Качество видений, подумала Полли через несколько секунд, зависит от того, когда, как, сколько и чего ты выпил. Конечно, она знала о таких домах. Работа в трактире существенно расширяет кругозор. В Мунце жили несколько женщин, которые, по словам матери, были «хороши, нечего сказать». В двенадцать лет Полли заработала пощечину, когда спросила, чем же они хороши. Эти женщины считались Мерзостью пред Нугганом. Но мужчины всегда найдут в религии лазейку, чтобы немного согрешить.
Четырех женщин, сидевших в задней комнате, в лучшем случае можно было назвать «усталыми». В худшем случае… на ум приходило множество других слов.
Они без особого интереса посмотрели на гостей.
— Это Вера, Грация, Талия и Фантазия, — сказала хозяйка. — Боюсь, ночная смена еще не пришла.

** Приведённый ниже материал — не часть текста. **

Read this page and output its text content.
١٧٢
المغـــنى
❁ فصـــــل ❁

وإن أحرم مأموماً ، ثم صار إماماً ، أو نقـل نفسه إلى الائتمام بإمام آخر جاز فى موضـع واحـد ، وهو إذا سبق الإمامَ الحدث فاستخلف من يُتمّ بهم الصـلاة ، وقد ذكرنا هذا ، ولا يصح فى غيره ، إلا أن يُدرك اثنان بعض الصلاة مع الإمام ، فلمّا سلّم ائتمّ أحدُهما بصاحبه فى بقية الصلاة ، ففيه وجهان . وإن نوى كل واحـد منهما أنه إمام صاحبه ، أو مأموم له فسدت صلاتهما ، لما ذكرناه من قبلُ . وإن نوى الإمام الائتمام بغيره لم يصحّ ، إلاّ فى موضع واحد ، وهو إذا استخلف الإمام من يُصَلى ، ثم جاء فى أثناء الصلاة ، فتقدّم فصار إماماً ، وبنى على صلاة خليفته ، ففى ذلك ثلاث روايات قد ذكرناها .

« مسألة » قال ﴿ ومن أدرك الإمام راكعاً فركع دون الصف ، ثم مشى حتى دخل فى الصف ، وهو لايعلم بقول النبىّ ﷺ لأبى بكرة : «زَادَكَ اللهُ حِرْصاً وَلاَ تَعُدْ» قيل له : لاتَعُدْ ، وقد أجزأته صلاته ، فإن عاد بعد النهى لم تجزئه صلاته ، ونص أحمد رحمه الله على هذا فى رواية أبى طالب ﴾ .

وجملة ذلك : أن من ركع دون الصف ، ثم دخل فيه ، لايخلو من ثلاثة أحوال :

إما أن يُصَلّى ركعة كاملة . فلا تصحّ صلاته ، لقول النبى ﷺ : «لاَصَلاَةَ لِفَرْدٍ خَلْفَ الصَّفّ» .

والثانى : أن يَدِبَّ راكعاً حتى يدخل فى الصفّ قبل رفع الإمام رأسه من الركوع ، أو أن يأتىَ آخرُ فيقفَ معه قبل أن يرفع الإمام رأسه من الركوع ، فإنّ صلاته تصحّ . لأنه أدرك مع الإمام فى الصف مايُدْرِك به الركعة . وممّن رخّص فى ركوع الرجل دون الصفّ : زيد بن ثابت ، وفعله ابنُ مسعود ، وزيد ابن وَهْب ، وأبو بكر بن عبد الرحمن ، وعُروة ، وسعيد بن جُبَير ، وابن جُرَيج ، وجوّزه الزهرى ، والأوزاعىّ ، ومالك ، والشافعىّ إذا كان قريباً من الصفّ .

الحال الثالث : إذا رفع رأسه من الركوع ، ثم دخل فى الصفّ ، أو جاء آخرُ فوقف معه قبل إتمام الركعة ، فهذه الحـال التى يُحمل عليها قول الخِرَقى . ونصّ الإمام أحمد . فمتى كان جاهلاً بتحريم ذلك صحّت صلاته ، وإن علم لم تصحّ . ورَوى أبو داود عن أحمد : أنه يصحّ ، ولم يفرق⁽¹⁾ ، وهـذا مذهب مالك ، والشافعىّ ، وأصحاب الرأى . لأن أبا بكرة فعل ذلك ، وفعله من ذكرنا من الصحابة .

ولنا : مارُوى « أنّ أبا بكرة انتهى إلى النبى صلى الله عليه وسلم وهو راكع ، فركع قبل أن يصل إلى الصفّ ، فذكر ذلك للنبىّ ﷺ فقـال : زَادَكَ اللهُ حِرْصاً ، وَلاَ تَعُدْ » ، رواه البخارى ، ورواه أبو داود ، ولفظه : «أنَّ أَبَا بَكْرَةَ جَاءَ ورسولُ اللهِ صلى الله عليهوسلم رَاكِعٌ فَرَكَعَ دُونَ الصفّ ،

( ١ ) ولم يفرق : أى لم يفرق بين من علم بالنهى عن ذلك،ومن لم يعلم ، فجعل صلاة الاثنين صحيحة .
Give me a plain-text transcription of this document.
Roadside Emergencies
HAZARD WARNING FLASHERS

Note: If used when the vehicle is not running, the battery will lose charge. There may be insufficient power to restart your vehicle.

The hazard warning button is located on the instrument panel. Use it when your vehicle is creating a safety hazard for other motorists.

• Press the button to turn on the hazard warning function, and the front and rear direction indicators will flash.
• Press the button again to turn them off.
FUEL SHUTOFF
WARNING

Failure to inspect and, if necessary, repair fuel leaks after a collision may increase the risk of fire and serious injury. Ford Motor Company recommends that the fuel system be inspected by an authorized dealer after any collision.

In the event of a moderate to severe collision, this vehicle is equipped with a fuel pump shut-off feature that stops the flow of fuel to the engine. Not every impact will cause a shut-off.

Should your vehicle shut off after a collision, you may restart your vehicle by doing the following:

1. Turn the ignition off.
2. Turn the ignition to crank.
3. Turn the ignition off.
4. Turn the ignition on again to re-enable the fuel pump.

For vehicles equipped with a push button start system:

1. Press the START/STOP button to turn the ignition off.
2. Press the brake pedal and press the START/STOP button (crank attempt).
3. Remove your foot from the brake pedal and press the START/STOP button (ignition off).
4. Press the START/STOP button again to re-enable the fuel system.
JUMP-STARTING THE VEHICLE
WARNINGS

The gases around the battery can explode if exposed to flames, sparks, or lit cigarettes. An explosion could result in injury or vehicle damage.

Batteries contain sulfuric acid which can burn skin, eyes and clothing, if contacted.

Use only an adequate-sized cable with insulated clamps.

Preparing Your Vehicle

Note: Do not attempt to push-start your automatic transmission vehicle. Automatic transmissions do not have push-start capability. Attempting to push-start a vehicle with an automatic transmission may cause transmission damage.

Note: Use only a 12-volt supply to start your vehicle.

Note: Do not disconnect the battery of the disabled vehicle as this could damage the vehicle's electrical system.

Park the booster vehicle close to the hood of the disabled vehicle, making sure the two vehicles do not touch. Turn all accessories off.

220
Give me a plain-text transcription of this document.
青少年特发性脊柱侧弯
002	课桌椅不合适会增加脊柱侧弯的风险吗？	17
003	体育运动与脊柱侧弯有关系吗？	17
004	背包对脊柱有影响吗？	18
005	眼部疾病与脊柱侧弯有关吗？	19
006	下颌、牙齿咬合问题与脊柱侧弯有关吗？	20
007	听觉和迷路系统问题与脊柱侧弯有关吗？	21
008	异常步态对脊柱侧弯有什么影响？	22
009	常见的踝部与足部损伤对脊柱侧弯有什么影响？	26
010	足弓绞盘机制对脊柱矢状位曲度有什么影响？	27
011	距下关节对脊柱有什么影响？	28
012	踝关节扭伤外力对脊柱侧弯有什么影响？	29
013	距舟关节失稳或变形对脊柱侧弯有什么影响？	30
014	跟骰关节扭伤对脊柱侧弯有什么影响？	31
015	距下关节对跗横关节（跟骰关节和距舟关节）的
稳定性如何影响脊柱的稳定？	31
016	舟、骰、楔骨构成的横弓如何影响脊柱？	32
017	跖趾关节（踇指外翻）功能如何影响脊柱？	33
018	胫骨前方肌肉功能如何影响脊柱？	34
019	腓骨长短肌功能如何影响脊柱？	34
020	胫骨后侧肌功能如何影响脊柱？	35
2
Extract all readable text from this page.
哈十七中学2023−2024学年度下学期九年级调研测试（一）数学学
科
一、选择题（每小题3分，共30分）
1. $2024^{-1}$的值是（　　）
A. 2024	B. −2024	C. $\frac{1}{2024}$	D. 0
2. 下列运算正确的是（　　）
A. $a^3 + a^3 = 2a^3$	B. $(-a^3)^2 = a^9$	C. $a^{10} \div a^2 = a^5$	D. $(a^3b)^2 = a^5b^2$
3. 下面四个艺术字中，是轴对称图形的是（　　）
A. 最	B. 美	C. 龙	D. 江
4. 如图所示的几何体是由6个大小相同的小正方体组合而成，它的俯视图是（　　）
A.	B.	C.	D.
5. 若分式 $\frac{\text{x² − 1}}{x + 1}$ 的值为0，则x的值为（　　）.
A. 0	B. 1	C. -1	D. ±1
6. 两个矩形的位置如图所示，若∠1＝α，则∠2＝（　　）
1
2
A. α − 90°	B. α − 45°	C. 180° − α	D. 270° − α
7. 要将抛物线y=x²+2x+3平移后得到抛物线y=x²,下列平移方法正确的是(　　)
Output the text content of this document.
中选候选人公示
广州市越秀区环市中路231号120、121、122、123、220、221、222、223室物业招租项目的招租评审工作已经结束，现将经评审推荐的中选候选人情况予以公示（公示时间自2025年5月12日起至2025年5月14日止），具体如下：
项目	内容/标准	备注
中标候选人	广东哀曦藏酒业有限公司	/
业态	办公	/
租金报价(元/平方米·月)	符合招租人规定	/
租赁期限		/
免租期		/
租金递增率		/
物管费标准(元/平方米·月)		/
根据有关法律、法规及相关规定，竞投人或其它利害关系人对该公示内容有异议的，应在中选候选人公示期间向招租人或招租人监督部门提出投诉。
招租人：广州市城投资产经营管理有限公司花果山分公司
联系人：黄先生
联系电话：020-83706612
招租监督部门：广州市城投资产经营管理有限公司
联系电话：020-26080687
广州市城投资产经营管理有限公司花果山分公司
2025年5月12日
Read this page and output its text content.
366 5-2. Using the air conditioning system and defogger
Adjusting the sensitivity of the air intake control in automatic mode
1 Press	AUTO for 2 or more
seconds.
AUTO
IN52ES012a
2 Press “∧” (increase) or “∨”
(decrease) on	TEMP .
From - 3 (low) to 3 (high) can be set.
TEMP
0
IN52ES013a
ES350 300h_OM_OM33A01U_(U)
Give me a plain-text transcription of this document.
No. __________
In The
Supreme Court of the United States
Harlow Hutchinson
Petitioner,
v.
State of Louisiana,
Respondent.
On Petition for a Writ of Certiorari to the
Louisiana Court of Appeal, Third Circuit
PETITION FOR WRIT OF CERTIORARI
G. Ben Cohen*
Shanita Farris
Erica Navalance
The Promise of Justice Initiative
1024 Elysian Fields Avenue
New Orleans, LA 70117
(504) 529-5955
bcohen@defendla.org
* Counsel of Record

— Не сомневаюсь, ваши красавицы просветят моих нетерпеливых парней, — ответил сержант. — Э… да будет мне позволено спросить, как вас зовут, мадаррм?
— Мадам Дави, сержант.
— А имя?…
— Долорес, — ответила мадам Дави. — Но только для… близких друзей.
— Так, Долорес, — сказал Джекрам, и снова послышалось звяканье монет в кармане. — Я перейду сразу к делу и буду откровенен, потому как вижу, что вы дама светская. Эти нежные цветочки, конечно, по-своему очень хороши. Я знаю, что сейчас в моде женщины, на которых мяса меньше, чем на зубочистке. Но человек, который много где побывал и много чего повидал, учится ценить… э… зрелость. — Он вздохнул. — Хотя, конечно, Талия — это тоже приятно. Э… и Грудь. — Монеты опять зазвенели. — Так, может, мы с вами удалимся в какой-нибудь уютный будувар, мадаррм, и поболтаем за стаканчиком чего-нибудь покрепче?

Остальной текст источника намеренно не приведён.